“I’m going out alone into the cold, cold world, to make fortunes and spend them.”
“Half of that stunt is a good game,” commented Mr. Daw.
Wix chuckled.
“Both ends of it look good to me,” he stated. “I’ve found the recipe for doing it, and it was you that tipped off the plan.”
“I certainly am the grand little tipper-off,” agreed Daw, going back in memory over their last meeting. “You got to that three thousand, did you?”

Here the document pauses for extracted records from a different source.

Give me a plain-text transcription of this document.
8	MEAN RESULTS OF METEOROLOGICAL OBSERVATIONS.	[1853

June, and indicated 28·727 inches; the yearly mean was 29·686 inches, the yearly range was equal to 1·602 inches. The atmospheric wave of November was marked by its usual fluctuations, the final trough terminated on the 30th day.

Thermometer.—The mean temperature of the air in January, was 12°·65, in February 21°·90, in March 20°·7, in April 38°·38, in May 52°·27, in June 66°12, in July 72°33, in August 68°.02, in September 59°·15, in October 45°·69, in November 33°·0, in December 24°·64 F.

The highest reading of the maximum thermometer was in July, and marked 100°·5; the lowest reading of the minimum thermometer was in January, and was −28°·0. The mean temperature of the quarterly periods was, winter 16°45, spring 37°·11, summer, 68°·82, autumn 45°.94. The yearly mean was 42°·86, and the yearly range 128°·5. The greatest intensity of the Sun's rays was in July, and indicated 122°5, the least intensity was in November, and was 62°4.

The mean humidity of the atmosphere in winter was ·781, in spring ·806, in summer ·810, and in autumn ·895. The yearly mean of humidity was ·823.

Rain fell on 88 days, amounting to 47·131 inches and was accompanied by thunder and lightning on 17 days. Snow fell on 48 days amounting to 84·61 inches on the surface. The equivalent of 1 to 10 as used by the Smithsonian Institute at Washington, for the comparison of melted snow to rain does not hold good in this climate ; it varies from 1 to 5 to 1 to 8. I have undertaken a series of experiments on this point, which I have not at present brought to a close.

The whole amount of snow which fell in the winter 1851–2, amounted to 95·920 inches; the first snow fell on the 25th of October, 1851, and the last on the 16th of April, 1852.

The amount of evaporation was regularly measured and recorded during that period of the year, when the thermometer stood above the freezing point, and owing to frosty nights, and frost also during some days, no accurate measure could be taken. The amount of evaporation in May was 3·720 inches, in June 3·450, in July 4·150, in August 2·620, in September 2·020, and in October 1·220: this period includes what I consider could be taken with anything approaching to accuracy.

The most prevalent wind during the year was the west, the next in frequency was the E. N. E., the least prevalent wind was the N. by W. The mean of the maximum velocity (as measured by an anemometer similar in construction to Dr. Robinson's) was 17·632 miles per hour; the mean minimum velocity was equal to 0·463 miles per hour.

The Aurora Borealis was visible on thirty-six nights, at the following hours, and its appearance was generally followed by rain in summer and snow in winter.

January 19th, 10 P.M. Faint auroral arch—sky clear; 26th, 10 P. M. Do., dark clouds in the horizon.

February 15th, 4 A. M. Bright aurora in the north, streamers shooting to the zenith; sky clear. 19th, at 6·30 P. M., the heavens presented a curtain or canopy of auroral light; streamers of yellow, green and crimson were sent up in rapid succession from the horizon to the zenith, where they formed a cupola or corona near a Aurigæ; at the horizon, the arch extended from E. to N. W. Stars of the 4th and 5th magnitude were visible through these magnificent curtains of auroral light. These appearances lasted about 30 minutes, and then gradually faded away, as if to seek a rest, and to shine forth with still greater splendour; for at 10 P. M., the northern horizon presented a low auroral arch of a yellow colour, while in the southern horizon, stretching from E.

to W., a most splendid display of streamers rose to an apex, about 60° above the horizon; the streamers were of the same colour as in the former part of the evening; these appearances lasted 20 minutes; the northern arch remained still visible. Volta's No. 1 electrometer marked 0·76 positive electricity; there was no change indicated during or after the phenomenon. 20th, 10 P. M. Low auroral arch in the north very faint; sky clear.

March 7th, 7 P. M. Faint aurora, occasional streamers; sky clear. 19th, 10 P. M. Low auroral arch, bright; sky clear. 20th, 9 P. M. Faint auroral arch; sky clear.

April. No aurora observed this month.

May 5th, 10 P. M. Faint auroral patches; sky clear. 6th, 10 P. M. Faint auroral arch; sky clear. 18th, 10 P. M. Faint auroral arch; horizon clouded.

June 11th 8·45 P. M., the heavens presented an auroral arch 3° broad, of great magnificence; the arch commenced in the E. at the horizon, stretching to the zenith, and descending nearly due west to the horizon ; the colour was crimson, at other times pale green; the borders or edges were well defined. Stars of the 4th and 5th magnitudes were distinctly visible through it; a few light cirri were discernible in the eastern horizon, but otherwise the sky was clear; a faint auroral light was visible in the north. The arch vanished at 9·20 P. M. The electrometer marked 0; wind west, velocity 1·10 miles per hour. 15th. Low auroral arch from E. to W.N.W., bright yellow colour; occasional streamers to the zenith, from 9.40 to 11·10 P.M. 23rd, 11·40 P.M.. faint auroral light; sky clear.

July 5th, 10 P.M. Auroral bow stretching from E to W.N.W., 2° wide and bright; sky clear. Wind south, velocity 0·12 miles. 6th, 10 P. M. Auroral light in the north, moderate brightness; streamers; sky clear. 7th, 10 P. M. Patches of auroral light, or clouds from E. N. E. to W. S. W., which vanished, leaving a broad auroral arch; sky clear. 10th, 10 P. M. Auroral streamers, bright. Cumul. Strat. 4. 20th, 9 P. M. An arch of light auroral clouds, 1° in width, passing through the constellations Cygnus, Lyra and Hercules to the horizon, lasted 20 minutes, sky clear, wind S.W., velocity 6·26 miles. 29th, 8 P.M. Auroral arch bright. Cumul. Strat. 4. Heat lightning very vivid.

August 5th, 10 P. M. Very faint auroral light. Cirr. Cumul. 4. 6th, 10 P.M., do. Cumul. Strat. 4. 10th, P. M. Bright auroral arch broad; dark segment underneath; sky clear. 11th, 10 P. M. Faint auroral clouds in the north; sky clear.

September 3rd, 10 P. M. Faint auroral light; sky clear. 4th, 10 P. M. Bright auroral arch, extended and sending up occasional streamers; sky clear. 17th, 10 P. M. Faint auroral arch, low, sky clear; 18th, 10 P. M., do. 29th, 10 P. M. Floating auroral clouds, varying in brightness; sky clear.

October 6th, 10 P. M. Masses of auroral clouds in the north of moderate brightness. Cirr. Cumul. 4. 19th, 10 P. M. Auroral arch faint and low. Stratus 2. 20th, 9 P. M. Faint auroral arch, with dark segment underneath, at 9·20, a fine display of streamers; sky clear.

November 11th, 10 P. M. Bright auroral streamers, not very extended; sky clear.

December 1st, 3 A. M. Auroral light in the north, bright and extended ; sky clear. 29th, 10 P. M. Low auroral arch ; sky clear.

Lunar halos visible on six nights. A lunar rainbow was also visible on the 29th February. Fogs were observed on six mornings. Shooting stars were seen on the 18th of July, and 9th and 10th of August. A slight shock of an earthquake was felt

“Oh, no,” said Wix. “I only used it to get a little more. Our friend Gilman has his all back again. Of course, I didn’t use your plan as it laid. It was too raw, but it gave me the suggestion from which I doped out one of my own. I’ve got to improve my system a little, though. My rake-off’s too small. In the wind-up I handled twenty-one thousand dollars, and only got away with eight thousand-odd of it for myself.”
“You haven’t it all with you?” asked Daw, a shade too eagerly.
Wix chuckled, his broad shoulders heaving and his pink face rippling.
“No use, kind friend,” said he. “Just dismiss it from your active but greedy mind. If anybody gets away unduly with a cent of this wad, all they need to do is to prove it to me, and I’ll make them a present of the balance. No, my dark-complected brother, the bulk of it is in a safe place in little old New York, where I can go get it as I need it; but I have enough along to buy, I think. It seems to me you bought last,” and they both grinned at the reminiscence.